Breno

The implementation for the drifting model

The implementation consists of some aspects, like the tokenizer, the architecture and other ones that we can discuss.

Section 3 of the drifting model paper gave us the theory: a drifting field V that pushes generated samples toward the data distribution, a loss function that is simply MSE between the network output and its drifted target, and the elegant equilibrium condition where V vanishes when p = q. That is the mathematics. Section 4 is where Deng et al. tell us how they actually built the thing for image generation. And honestly, the engineering choices here are just as interesting as the theory.

There are six subsections in Section 4: tokenizer, architecture, CFG conditioning, batching, feature extractor, and pixel-space generation. Today I will focus on the first three.

Tokenizer. The generator f maps Gaussian noise to a latent representation. Following the standard protocol established by Latent Diffusion Models, they use a pretrained VAE to encode images into a lower-dimensional latent space. The generator works in this latent space, and the VAE decoder maps back to pixel space at inference time. This is the same tokenizer approach used by most modern image generators — nothing surprising here, but it is the foundation that makes everything else computationally tractable.

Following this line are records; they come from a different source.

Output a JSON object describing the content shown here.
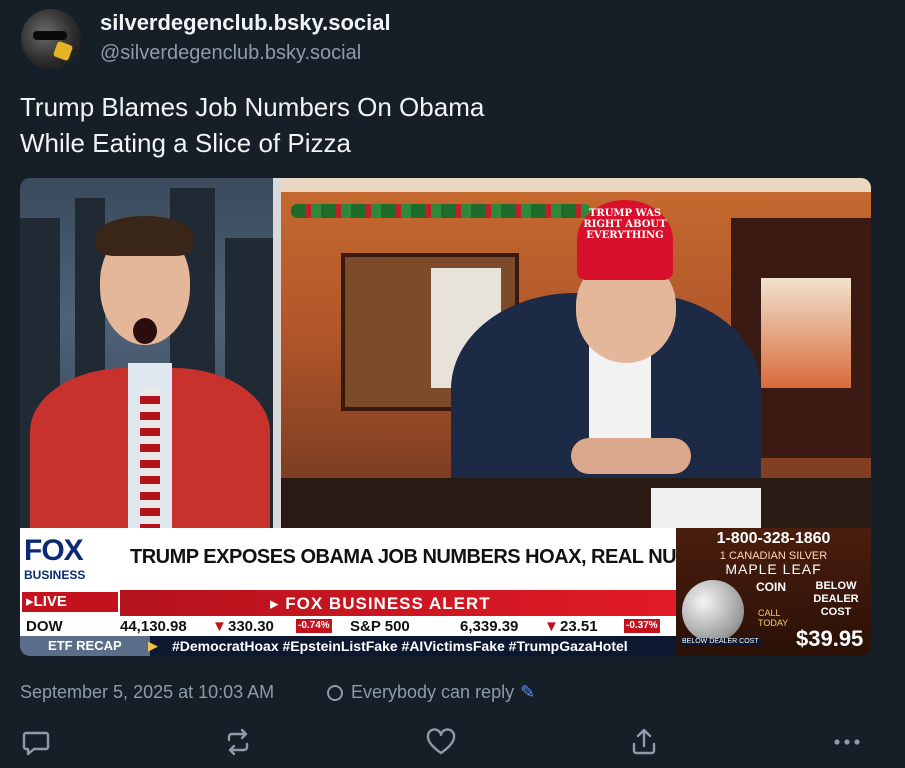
{
  "post": {
    "author": {
      "display_name": "silverdegenclub.bsky.social",
      "handle": "@silverdegenclub.bsky.social"
    },
    "text": "Trump Blames Job Numbers On Obama\nWhile Eating a Slice of Pizza",
    "timestamp": "September 5, 2025 at 10:03 AM",
    "reply_setting": "Everybody can reply"
  },
  "media": {
    "hat_text": "TRUMP WAS\nRIGHT ABOUT\nEVERYTHING",
    "logo_fox": "FOX",
    "logo_business": "BUSINESS",
    "live_label": "LIVE",
    "headline": "TRUMP EXPOSES OBAMA JOB NUMBERS HOAX, REAL NUMBERS BIGGEST",
    "alert": "FOX BUSINESS ALERT",
    "ticker": {
      "dow_label": "DOW",
      "dow_value": "44,130.98",
      "dow_change": "330.30",
      "dow_pct": "-0.74%",
      "sp_label": "S&P 500",
      "sp_value": "6,339.39",
      "sp_change": "23.51",
      "sp_pct": "-0.37%"
    },
    "etf_recap": "ETF RECAP",
    "hashtags": "#DemocratHoax #EpsteinListFake #AIVictimsFake #TrumpGazaHotel",
    "ad": {
      "phone": "1-800-328-1860",
      "line1": "1 CANADIAN SILVER",
      "line2": "MAPLE LEAF",
      "coin": "COIN",
      "below_dealer": "BELOW\nDEALER\nCOST",
      "call_today": "CALL\nTODAY",
      "price": "$39.95",
      "below_dealer_cost": "BELOW DEALER COST"
    }
  },
  "colors": {
    "background": "#161e27",
    "text_primary": "#f1f3f5",
    "text_muted": "#8d9bab",
    "accent": "#5b8cf0",
    "fox_red": "#c3121e",
    "fox_navy": "#0b2a73"
  },
  "actions": [
    {
      "name": "reply",
      "icon": "reply-icon"
    },
    {
      "name": "repost",
      "icon": "repost-icon"
    },
    {
      "name": "like",
      "icon": "heart-icon"
    },
    {
      "name": "share",
      "icon": "share-icon"
    },
    {
      "name": "more",
      "icon": "more-icon"
    }
  ]
}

Architecture. The generator itself is a transformer. Think DiT-style, but adapted for the drifting paradigm. The model takes noise tokens as input, conditions on class labels, and outputs latent tokens that decode into images. They use in-context tokens and random style embeddings to provide diversity in the generation. The full model has 463M parameters. One key observation: because the drifting model only needs a single forward pass at inference time, the architecture does not need to handle timestep conditioning. There is no diffusion timestep. The network is simply a map from noise to data, which makes the architecture cleaner than its diffusion counterparts.

CFG conditioning. This is one of the most clever design choices. In diffusion models, Classifier-Free Guidance requires running the model twice at inference time — once with the condition and once without — then combining the outputs. This doubles the computational cost. The drifting model handles CFG at training time instead. They take the guidance scale α as an explicit input to the network, so at inference time you simply feed the desired α and get the guided output in a single pass. The model learns the full spectrum of guidance strengths during training.

What strikes me most about these choices is how the implementation reveals the true nature of the paradigm shift. The absence of a timestep input in the architecture, the CFG-at-training-time trick — these are direct consequences of moving the iterative process from inference to training. Once you accept that premise, the engineering follows naturally. The architecture becomes simpler, and the inference becomes cheaper. One forward pass, one output, concluded.